“Don’t let your struggle become your identity.”
All semester I have been exploring my identity and the identities of all writers in the 21st century. But what does that make those who, like me, are not quite ready for the technological age?
I suppose we have our places, too. I suppose we slowly integrate into the unknown, virtual world and find our corners to hide in, to people watch. Instead of coffee shops, we stalk our subjects on Twitter and Facebook. Instead of notebooks we use the notes app on our iPhones. Instead of writing in lamp light, we sit in the dark with our laptops or iPads or desktops and bleed on to the keys like those before us did with a typewriter. But when we go out, we carry our notebooks and our pencils. We sketch next to our notes and keep our secrets tucked away. We carefully plan out what we say online, rather than just ranting to the void. Yes, I suppose we, too, have our places in this new age.

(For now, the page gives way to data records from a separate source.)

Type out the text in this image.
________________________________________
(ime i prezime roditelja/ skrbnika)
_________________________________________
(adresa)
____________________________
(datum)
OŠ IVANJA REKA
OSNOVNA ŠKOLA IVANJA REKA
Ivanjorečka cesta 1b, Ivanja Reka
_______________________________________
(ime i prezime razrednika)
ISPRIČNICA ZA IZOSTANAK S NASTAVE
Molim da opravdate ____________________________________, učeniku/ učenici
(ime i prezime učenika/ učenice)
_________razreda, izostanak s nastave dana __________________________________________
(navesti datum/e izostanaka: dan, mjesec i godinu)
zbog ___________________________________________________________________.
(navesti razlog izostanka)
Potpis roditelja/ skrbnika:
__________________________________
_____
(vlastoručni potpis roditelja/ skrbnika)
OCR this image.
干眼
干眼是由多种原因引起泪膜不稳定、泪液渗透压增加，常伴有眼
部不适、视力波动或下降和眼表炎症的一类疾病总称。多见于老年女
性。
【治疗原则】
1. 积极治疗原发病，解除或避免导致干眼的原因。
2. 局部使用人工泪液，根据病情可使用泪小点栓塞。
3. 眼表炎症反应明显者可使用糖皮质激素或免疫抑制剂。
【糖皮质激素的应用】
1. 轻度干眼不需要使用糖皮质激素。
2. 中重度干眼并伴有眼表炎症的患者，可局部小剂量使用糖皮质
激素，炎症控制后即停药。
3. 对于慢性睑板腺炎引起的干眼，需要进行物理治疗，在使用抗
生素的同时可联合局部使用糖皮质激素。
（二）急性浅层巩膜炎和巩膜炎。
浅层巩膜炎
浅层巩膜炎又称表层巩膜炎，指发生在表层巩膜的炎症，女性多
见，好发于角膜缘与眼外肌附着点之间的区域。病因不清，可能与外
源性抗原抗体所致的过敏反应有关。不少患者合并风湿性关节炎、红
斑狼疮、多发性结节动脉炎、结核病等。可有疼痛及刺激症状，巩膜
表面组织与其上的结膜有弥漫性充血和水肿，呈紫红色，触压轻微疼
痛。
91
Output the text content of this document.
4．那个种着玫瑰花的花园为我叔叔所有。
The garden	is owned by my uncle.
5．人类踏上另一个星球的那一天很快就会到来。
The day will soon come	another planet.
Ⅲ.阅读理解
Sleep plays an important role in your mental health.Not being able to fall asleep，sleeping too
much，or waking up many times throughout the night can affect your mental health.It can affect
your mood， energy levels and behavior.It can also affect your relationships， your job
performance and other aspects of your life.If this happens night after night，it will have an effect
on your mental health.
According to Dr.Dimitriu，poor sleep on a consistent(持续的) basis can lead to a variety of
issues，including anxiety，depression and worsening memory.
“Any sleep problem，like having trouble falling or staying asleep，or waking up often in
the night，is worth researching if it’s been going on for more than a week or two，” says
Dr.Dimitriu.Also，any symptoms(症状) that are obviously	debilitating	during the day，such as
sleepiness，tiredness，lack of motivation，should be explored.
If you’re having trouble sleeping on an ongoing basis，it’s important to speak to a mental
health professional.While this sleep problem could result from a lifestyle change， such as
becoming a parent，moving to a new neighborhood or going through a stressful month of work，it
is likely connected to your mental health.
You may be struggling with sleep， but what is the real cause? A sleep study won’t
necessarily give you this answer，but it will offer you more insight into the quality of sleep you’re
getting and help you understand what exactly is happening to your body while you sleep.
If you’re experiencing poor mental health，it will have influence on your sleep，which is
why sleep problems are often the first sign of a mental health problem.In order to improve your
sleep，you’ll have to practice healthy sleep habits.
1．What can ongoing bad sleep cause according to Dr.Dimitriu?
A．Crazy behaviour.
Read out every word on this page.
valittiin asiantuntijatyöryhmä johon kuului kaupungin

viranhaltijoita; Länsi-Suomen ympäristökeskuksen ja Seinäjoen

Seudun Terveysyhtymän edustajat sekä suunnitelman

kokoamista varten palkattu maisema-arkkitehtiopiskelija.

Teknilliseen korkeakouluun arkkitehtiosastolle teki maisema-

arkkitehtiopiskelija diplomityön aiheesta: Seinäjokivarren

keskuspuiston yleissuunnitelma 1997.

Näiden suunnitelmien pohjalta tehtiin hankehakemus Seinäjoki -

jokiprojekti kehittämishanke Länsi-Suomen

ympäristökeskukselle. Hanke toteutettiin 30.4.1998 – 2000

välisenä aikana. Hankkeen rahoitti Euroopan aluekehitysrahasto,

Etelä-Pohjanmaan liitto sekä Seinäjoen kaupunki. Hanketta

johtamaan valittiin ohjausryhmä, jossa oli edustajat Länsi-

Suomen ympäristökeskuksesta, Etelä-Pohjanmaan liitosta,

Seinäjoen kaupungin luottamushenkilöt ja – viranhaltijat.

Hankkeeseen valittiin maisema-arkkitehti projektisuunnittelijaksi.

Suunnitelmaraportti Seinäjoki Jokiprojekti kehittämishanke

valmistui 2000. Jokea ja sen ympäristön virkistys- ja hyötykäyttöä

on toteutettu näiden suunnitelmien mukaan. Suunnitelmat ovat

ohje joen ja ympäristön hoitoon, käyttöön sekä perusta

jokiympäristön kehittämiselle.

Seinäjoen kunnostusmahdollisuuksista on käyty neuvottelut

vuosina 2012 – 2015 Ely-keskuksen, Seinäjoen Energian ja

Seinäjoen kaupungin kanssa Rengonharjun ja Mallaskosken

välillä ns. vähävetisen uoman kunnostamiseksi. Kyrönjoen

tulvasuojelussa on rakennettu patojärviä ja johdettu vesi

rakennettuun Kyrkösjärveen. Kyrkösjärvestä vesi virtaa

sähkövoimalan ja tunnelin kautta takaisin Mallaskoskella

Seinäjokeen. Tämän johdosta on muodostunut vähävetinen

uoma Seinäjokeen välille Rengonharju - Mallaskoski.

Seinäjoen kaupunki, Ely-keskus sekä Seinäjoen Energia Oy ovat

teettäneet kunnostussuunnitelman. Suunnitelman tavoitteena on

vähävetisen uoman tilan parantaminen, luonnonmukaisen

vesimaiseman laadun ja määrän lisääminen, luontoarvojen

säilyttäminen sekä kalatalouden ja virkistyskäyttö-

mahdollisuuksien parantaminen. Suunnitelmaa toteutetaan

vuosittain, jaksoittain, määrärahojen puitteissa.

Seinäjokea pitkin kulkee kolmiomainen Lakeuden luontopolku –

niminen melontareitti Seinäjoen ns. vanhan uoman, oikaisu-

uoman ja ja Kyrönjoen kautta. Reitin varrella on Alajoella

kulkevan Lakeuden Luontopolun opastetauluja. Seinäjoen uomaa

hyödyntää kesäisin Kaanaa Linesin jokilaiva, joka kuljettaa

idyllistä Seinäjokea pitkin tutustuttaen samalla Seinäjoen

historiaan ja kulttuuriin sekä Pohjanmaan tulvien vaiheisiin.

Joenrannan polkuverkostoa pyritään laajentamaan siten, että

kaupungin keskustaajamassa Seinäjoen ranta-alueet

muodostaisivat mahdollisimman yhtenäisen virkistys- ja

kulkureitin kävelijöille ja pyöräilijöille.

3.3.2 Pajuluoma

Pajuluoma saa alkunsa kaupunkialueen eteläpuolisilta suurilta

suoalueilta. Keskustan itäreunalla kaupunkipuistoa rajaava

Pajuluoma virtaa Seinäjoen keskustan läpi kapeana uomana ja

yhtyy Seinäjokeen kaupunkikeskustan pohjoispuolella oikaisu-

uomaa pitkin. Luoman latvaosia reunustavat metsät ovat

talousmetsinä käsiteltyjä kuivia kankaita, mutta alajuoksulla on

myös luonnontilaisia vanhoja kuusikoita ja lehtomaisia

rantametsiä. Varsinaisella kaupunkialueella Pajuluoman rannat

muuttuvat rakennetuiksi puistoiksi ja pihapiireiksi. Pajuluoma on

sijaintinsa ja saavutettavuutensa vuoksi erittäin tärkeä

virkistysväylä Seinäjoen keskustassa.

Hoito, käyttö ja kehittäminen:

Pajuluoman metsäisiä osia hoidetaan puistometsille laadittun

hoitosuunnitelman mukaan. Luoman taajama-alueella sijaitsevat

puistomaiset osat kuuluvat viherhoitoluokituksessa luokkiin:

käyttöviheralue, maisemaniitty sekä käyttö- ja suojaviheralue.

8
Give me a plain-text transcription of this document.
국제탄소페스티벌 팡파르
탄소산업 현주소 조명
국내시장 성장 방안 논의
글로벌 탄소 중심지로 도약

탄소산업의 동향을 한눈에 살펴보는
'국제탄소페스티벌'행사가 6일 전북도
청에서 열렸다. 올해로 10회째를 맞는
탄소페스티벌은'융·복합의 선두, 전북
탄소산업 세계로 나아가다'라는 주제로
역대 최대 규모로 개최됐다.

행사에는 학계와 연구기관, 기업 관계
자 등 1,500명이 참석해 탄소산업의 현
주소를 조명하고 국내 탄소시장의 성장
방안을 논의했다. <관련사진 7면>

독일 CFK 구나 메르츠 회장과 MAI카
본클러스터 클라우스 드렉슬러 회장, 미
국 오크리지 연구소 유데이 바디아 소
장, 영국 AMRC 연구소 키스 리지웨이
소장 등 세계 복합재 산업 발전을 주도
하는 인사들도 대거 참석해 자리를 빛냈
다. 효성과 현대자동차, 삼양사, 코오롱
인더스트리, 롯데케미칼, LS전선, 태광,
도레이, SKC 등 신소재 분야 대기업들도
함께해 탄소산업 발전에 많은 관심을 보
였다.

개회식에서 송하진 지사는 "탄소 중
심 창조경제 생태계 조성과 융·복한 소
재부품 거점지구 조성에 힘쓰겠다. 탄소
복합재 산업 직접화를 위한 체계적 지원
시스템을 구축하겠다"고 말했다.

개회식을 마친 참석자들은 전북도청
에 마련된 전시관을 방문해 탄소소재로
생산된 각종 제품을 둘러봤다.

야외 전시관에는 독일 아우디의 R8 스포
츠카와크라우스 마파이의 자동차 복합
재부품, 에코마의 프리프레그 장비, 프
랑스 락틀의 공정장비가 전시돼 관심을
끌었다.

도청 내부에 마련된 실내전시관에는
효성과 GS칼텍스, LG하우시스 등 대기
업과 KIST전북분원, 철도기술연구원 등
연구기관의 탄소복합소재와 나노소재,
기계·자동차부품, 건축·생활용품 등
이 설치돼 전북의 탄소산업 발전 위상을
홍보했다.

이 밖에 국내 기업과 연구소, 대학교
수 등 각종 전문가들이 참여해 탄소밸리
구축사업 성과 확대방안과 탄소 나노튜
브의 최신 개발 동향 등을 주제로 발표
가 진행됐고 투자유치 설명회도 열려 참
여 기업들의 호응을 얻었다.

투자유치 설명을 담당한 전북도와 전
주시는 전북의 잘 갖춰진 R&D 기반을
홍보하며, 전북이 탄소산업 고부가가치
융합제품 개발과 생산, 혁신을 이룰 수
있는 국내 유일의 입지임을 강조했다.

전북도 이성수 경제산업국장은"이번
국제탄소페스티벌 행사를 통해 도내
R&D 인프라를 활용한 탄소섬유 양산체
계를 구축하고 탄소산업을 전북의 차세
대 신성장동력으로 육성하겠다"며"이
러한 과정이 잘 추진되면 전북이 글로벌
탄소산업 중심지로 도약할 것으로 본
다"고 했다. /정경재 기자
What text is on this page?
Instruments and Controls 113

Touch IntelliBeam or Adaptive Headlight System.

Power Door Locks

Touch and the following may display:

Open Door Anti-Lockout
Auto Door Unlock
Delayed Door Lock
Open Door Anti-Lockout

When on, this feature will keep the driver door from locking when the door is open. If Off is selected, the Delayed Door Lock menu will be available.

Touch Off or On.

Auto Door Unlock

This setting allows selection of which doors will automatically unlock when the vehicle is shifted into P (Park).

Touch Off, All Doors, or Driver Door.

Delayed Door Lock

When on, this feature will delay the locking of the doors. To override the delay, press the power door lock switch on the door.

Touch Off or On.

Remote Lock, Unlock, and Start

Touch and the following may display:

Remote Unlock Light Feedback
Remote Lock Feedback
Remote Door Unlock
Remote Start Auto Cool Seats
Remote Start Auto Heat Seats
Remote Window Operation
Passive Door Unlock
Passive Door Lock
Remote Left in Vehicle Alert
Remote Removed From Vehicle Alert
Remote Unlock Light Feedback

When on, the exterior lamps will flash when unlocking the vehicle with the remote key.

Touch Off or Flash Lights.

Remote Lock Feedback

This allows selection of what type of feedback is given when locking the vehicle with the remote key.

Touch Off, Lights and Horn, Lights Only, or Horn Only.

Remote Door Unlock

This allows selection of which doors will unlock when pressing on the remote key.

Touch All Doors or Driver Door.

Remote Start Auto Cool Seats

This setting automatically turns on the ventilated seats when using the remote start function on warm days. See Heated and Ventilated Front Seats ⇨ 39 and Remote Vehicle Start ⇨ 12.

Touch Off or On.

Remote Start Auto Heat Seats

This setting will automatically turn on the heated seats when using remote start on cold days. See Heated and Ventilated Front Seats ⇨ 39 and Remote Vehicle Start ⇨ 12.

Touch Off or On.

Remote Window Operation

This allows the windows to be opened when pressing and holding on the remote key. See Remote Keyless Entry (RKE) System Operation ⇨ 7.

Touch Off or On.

I will always prefer the notebook to the laptop, the candle to the lamp, and the pencil to the keys. But, the technology of this age offers opportunities for literature that I never imagined possible. It offers a new way to look and experience stories, a new way to tell them through media other than text. I will say, it is much harder to show something in words than to hyperlink or paste a picture, but there is an art to digital writing that has its place in the writing community, just as those traditionalists in the writing community have their places in it.
I identify as one of those traditionalists, I suppose, but I have come to appreciate more than before the complexities of the digital age and the world inside my computer. I’ve come to understand why people blog and scream in public. I’ve come to accept the evolution of a once simplistic system, of a once gentile world. I have found my corner in the laptop. I have found my space in the digital universe.